In partnership with Montreal-based Lavergne Group, HP has developed a way to turn old plastic inkjet cartridges into fresh, new ones.
A longtime problem involving printing is the amount of waste it creates. While almost everyone is familiar with recycling paper, printer supplies—
such as inkjet cartridges—
often end up in the trash.
But if those old inkjet (or toner) cartridges came from any of Hewlett-Packard's printers, there's a non-polluting home for them, far from a landfill site.
In partnership with Montreal-based Lavergne Group
, HP has developed a way to turn those old cartridges into fresh new ones, thanks to a process called closed-loop recycling
It's not as easy as it sounds, however. There are many types of plastic, and they can't be mixed.

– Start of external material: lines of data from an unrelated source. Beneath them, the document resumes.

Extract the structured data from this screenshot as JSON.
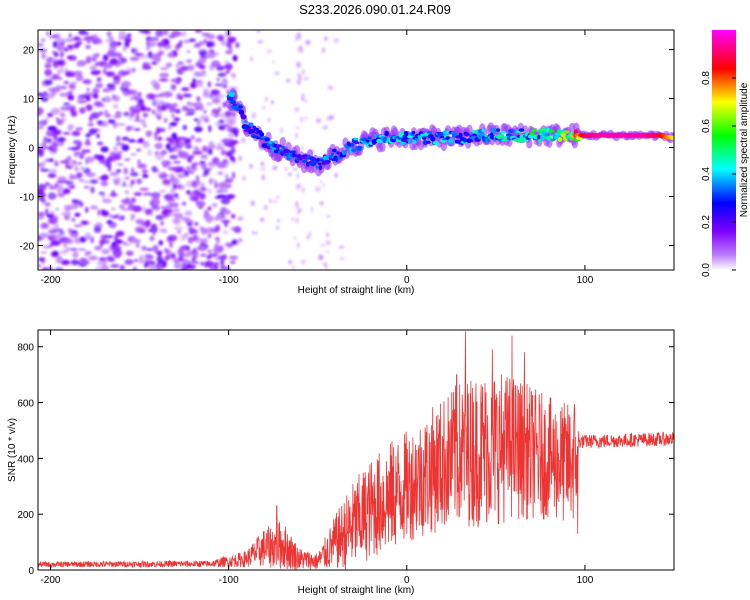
{
  "title": "S233.2026.090.01.24.R09",
  "chart_data": [
    {
      "type": "heatmap",
      "xlabel": "Height of straight line (km)",
      "ylabel": "Frequency (Hz)",
      "xlim": [
        -207,
        150
      ],
      "ylim": [
        -25,
        24
      ],
      "xticks": [
        -200,
        -100,
        0,
        100
      ],
      "yticks": [
        -20,
        -10,
        0,
        10,
        20
      ],
      "colorbar": {
        "label": "Normalized spectral amplitude",
        "range": [
          0,
          1
        ],
        "ticks": [
          0.0,
          0.2,
          0.4,
          0.6,
          0.8
        ],
        "colors": [
          "#ffffff",
          "#7f00ff",
          "#0000ff",
          "#00ffff",
          "#00ff00",
          "#ffff00",
          "#ff0000",
          "#ff00ff"
        ]
      },
      "ridge": [
        {
          "x": -100,
          "y": 10.5,
          "a": 0.35
        },
        {
          "x": -95,
          "y": 8.5,
          "a": 0.3
        },
        {
          "x": -90,
          "y": 4.5,
          "a": 0.3
        },
        {
          "x": -85,
          "y": 3.0,
          "a": 0.3
        },
        {
          "x": -80,
          "y": 1.5,
          "a": 0.3
        },
        {
          "x": -75,
          "y": 0.0,
          "a": 0.3
        },
        {
          "x": -70,
          "y": -0.5,
          "a": 0.28
        },
        {
          "x": -65,
          "y": -1.5,
          "a": 0.28
        },
        {
          "x": -60,
          "y": -2.5,
          "a": 0.28
        },
        {
          "x": -55,
          "y": -3.0,
          "a": 0.28
        },
        {
          "x": -50,
          "y": -3.5,
          "a": 0.28
        },
        {
          "x": -45,
          "y": -2.5,
          "a": 0.3
        },
        {
          "x": -40,
          "y": -1.5,
          "a": 0.3
        },
        {
          "x": -35,
          "y": -0.5,
          "a": 0.3
        },
        {
          "x": -30,
          "y": 0.5,
          "a": 0.32
        },
        {
          "x": -20,
          "y": 1.5,
          "a": 0.32
        },
        {
          "x": -10,
          "y": 2.0,
          "a": 0.34
        },
        {
          "x": 0,
          "y": 2.0,
          "a": 0.36
        },
        {
          "x": 10,
          "y": 2.0,
          "a": 0.36
        },
        {
          "x": 20,
          "y": 2.0,
          "a": 0.36
        },
        {
          "x": 30,
          "y": 2.0,
          "a": 0.36
        },
        {
          "x": 40,
          "y": 2.5,
          "a": 0.38
        },
        {
          "x": 50,
          "y": 2.5,
          "a": 0.38
        },
        {
          "x": 60,
          "y": 2.5,
          "a": 0.4
        },
        {
          "x": 70,
          "y": 2.5,
          "a": 0.45
        },
        {
          "x": 80,
          "y": 2.5,
          "a": 0.5
        },
        {
          "x": 90,
          "y": 2.5,
          "a": 0.55
        },
        {
          "x": 100,
          "y": 2.5,
          "a": 0.9
        },
        {
          "x": 110,
          "y": 2.5,
          "a": 0.95
        },
        {
          "x": 120,
          "y": 2.5,
          "a": 0.95
        },
        {
          "x": 130,
          "y": 2.5,
          "a": 0.95
        },
        {
          "x": 140,
          "y": 2.5,
          "a": 0.9
        },
        {
          "x": 150,
          "y": 2.0,
          "a": 0.7
        }
      ]
    },
    {
      "type": "line",
      "xlabel": "Height of straight line (km)",
      "ylabel": "SNR (10 * v/v)",
      "xlim": [
        -207,
        150
      ],
      "ylim": [
        0,
        860
      ],
      "xticks": [
        -200,
        -100,
        0,
        100
      ],
      "yticks": [
        0,
        200,
        400,
        600,
        800
      ],
      "color": "#ee3333",
      "envelope": [
        {
          "x": -207,
          "base": 20,
          "amp": 10
        },
        {
          "x": -110,
          "base": 22,
          "amp": 12
        },
        {
          "x": -90,
          "base": 40,
          "amp": 30
        },
        {
          "x": -80,
          "base": 80,
          "amp": 70
        },
        {
          "x": -70,
          "base": 90,
          "amp": 90
        },
        {
          "x": -60,
          "base": 40,
          "amp": 40
        },
        {
          "x": -50,
          "base": 30,
          "amp": 30
        },
        {
          "x": -40,
          "base": 100,
          "amp": 100
        },
        {
          "x": -30,
          "base": 160,
          "amp": 160
        },
        {
          "x": -20,
          "base": 220,
          "amp": 180
        },
        {
          "x": -10,
          "base": 260,
          "amp": 200
        },
        {
          "x": 0,
          "base": 300,
          "amp": 200
        },
        {
          "x": 10,
          "base": 340,
          "amp": 220
        },
        {
          "x": 20,
          "base": 380,
          "amp": 240
        },
        {
          "x": 30,
          "base": 420,
          "amp": 260
        },
        {
          "x": 40,
          "base": 430,
          "amp": 280
        },
        {
          "x": 50,
          "base": 440,
          "amp": 280
        },
        {
          "x": 60,
          "base": 440,
          "amp": 260
        },
        {
          "x": 70,
          "base": 420,
          "amp": 240
        },
        {
          "x": 80,
          "base": 400,
          "amp": 220
        },
        {
          "x": 90,
          "base": 380,
          "amp": 220
        },
        {
          "x": 95,
          "base": 400,
          "amp": 240
        },
        {
          "x": 97,
          "base": 460,
          "amp": 25
        },
        {
          "x": 150,
          "base": 470,
          "amp": 25
        }
      ],
      "peaks": [
        {
          "x": 33,
          "y": 855
        },
        {
          "x": 59,
          "y": 840
        },
        {
          "x": 48,
          "y": 790
        },
        {
          "x": 66,
          "y": 780
        },
        {
          "x": 28,
          "y": 700
        },
        {
          "x": -73,
          "y": 230
        },
        {
          "x": 96,
          "y": 130
        }
      ]
    }
  ]
}
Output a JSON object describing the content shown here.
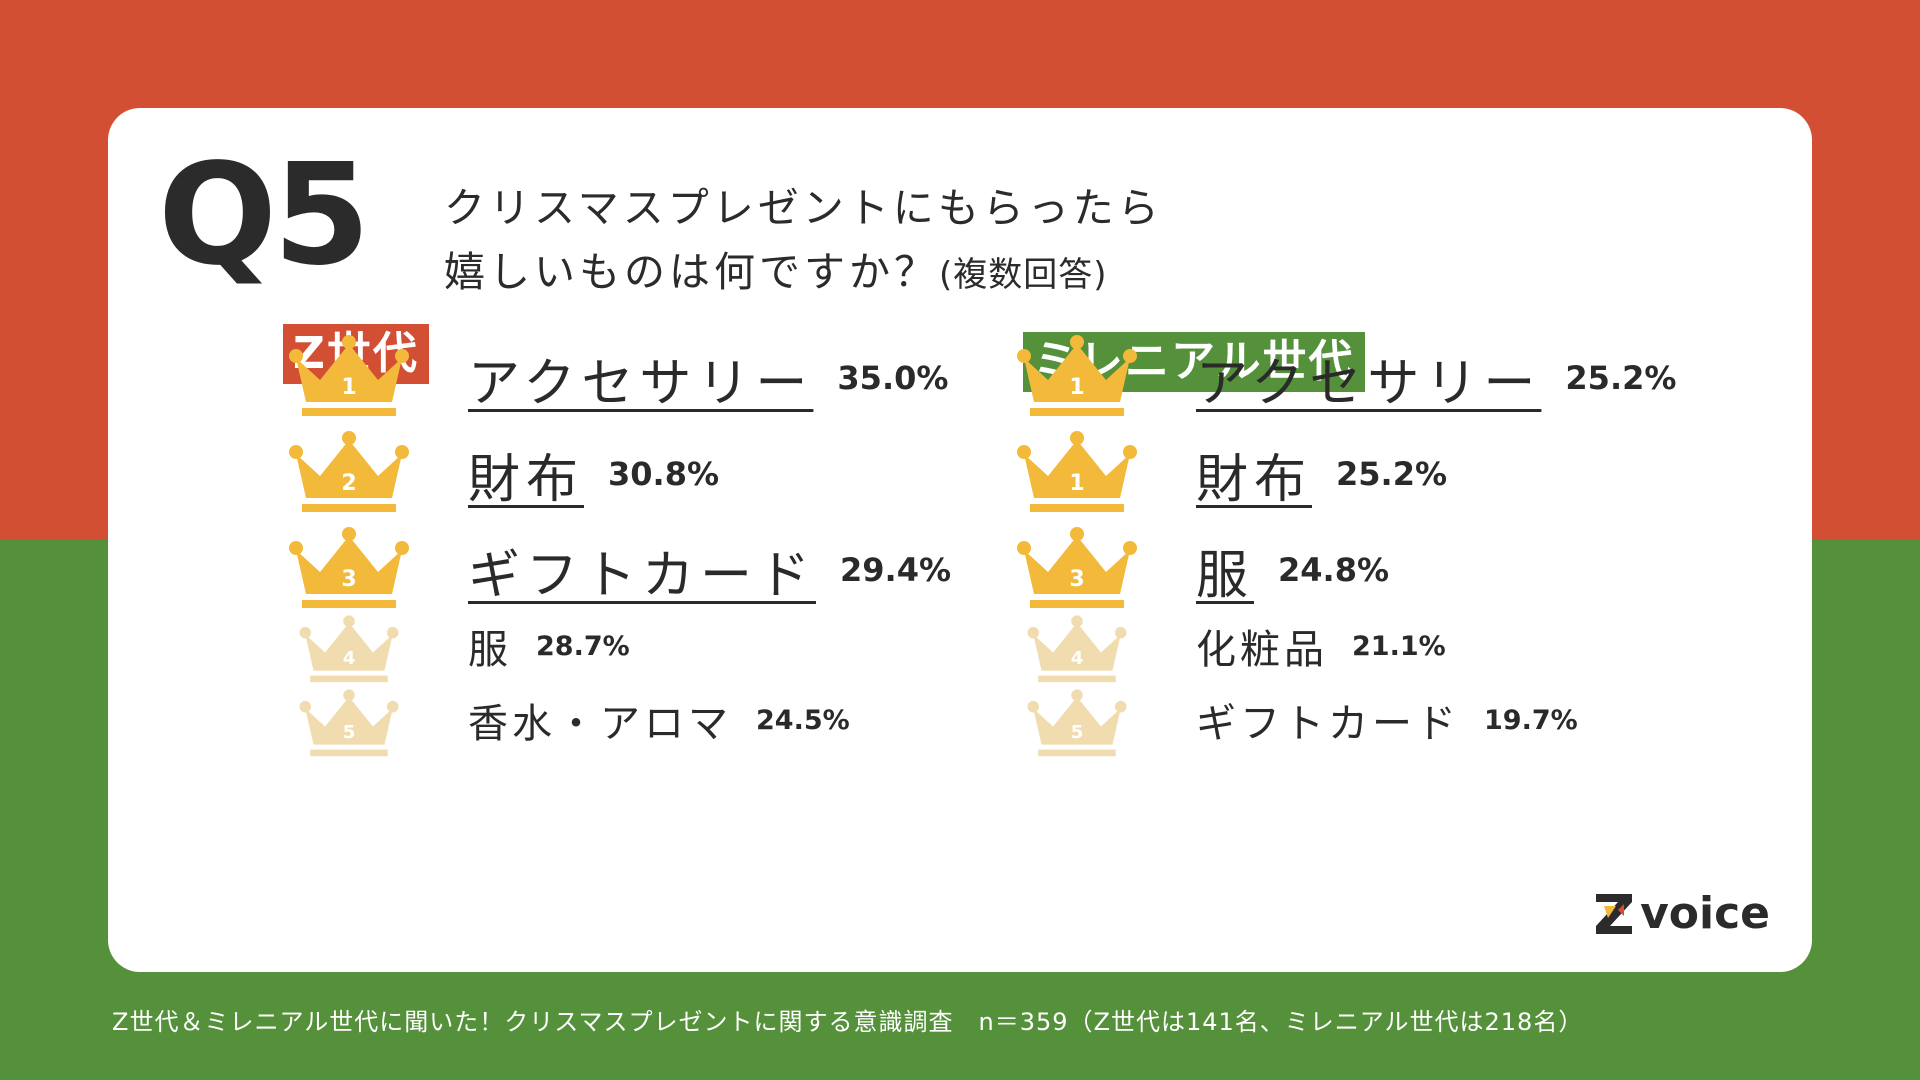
{
  "question": {
    "number": "Q5",
    "line1": "クリスマスプレゼントにもらったら",
    "line2": "嬉しいものは何ですか？",
    "note": "(複数回答)"
  },
  "groups": {
    "z": {
      "label": "Z世代",
      "color": "#d24f33",
      "items": [
        {
          "rank": "1",
          "name": "アクセサリー",
          "pct": "35.0%"
        },
        {
          "rank": "2",
          "name": "財布",
          "pct": "30.8%"
        },
        {
          "rank": "3",
          "name": "ギフトカード",
          "pct": "29.4%"
        },
        {
          "rank": "4",
          "name": "服",
          "pct": "28.7%"
        },
        {
          "rank": "5",
          "name": "香水・アロマ",
          "pct": "24.5%"
        }
      ]
    },
    "m": {
      "label": "ミレニアル世代",
      "color": "#54913a",
      "items": [
        {
          "rank": "1",
          "name": "アクセサリー",
          "pct": "25.2%"
        },
        {
          "rank": "1",
          "name": "財布",
          "pct": "25.2%"
        },
        {
          "rank": "3",
          "name": "服",
          "pct": "24.8%"
        },
        {
          "rank": "4",
          "name": "化粧品",
          "pct": "21.1%"
        },
        {
          "rank": "5",
          "name": "ギフトカード",
          "pct": "19.7%"
        }
      ]
    }
  },
  "colors": {
    "crown_gold": "#f2b93b",
    "crown_pale": "#f1dcb0",
    "top_band": "#d24f33",
    "bottom_band": "#54913a"
  },
  "logo": {
    "text": "voice",
    "icon": "z-logo-icon"
  },
  "footer": "Z世代＆ミレニアル世代に聞いた！クリスマスプレゼントに関する意識調査　n＝359（Z世代は141名、ミレニアル世代は218名）"
}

Although HP offers free recycling of its toner and inkjet cartridges through its Planet Partners program
, not everyone takes advantage of it. Result: a shortage of suitable recycled plastic.
Secret 'Recipe' for Combining Plastics
That's where Lavergne comes in. The company discovered that the plastic from water bottles, along with a secret mix of additives, would combine with plastic from many of HP's inkjet cartridges—
those made from a plastic known as PET—
and create a material so close to virgin plastic that it could be used in the existing manufacturing equipment designed for use with new raw materials. No expensive refitting is required.
Research began in 2000, and the first cartridge rolled off the line in 2005. Since then, more than 1 billion inkjet cartridges have been manufactured with material from the closed-loop process.
The companies are not resting on their laurels, however. They have now turned to the development of processes for recycling the polypropylene plastic used in some HP business printers' ink reservoirs.
How the Process Works
Let's follow an inkjet cartridge and see what happens after an eco-conscious user sends it back:
--In North America, old inkjet cartridges arrive in a plant near Nashville, Tenn. (HP services Europe and Asia from Germany.)
--Workers sort the returns by type and remove any foreign items that came along for the ride. During a tour of the plant, I saw all sorts of detritus (disintegrated or eroded matter) come out of the packages, including other brands of cartridges (not usable because the plastic isn't right), and even old cell phones. Sadly, they can't be recycled, but are sent off for eco-friendly disposal.
--The HP cartridges are then de-manufactured. De-manufacturing sounds a bit counter-intuitive; it requires cartridge-specific equipment to dismember one properly. But it's more environmentally friendly and yields 50 percent more usable materials than by merely shredding the used cartridges.
--Labels come off, the cartridges are disassembled, and the circuitry and the foam holding the ink residue are separated from the plastic shell. HP is currently working on ways to salvage the ink and foam; currently they're simply trashed. The metal goes to a smelter for reclamation.
--The plastic shells are then washed, shredded and sent off to Montreal.
From 'Plastic Spaghetti' to a New Cartridge
In Lavergne's plant, first the clean shredded plastic goes into a giant mixer, along with post-consumer plastic from water bottles, and the special additives. It tumbles for six hours to ensure each 20-ton batch is properly mixed before it heads off to an extruder. There, it's heated to 575 degrees Fahrenheit and forced through nozzles to become what Lavergne's CEO, Jean-Luc Lavergne, described as plastic spaghetti.
From the extruder, the strands go through a trough of water to cool them, and then they are crushed. The crushed material is sent through a de-metalizer to get rid of anything that isn't plastic. Because HP needs especially pure plastic, the material goes through the machine up to four times. Rejected material isn't wasted; it can be used for other purposes.
We now have what ought to be usable plastic, but the process isn't complete yet. Samples of plastic from each batch are run through an injection molding machine, with outputs tested to ensure that they're up to ISO spec. That, says Lavergne, is typical in the virgin plastic world, but not in recycling.
The company also performs additional tests to ensure the plastic can endure the high temperatures generated in a printhead.
Assuming all tests are passed, the now-pristine recycled plastic heads off to be made into brand new inkjet cartridges. Hopefully they are to return someday for another trip through the recycling process.